The pilot’s potential in wider transport

The concept of bundling in transport option subsidies and discounts to ticket buying could be a key factor in both encouraging users back onto public transport following COVID-19, and could help support industries that were flagging even before the Coronavirus pandemic.

“Whilst the project is called Urban Tourism 5.0, we’ve really focussed on the recovery of the cultural sector, which has obviously been massively hit through the pandemic,” explained Chris.

I think proving how we can advance the public sector’s net-zero emission goals is a key one for us

“But the travel assistant service can be applied to university campuses, to business parks, and can be applied to rural tourism – or certainly out of the city centre – it could even be applied to any sort of campus or venue destination, where crowd management is a challenge.” Transport planners have pondered the potential of encouraging customers back to dying out-of-town shopping centres with the subsidies, for example.
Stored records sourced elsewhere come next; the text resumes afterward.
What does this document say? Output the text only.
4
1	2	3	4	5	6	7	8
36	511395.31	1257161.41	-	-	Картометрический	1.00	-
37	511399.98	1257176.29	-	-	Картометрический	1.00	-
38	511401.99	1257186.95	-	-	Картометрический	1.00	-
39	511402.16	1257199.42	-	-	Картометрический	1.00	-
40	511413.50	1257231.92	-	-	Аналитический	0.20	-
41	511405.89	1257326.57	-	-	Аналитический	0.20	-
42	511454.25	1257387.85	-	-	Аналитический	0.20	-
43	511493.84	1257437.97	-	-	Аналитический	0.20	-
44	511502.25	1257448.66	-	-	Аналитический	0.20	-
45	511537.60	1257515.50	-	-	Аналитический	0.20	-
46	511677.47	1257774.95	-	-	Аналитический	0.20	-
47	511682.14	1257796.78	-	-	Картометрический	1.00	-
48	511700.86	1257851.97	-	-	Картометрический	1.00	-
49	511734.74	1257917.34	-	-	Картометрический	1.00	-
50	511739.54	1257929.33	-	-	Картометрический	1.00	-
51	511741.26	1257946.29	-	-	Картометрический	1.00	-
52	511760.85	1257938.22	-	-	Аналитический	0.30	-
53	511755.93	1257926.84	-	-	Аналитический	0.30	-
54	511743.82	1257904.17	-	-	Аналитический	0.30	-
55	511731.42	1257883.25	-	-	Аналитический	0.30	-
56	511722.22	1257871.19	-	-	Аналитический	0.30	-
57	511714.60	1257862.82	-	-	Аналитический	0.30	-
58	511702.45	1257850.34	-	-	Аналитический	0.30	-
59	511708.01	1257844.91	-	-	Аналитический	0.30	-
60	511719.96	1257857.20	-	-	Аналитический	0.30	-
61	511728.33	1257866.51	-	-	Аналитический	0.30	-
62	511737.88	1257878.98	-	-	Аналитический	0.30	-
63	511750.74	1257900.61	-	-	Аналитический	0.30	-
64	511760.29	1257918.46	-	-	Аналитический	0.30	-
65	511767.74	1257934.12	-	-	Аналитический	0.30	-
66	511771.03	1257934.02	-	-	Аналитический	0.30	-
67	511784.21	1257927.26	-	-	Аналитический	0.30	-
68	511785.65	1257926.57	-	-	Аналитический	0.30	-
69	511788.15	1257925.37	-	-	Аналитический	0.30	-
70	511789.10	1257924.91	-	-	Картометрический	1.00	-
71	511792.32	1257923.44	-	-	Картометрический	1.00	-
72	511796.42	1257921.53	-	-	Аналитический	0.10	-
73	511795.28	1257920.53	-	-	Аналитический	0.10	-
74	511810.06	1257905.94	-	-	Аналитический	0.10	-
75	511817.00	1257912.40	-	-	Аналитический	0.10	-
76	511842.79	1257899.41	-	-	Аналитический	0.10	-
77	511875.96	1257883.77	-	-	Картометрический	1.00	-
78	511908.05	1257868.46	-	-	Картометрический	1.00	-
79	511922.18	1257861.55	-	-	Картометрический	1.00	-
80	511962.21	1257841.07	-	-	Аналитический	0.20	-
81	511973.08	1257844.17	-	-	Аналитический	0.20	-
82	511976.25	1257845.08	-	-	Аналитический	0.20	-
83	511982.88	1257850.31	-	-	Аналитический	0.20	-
For the West Midlands region, though, what is success from this 18-month project? “I think proving how we can advance the public sector’s net-zero emission goals is a key one for us,” Chris said. Statistically, a full-scale rollout of the app after the pilot hopes to reduce transport operational costs by 20%, improve real-time data capture by 80%, and reduce congestion and use of car parks by a staggering 50% in the city. For now, however, this pilot project will be one to keep an eye on for lessons cities can learn in using 5G to bring sustainable transport options and enticing users back onto the network for future events in their region.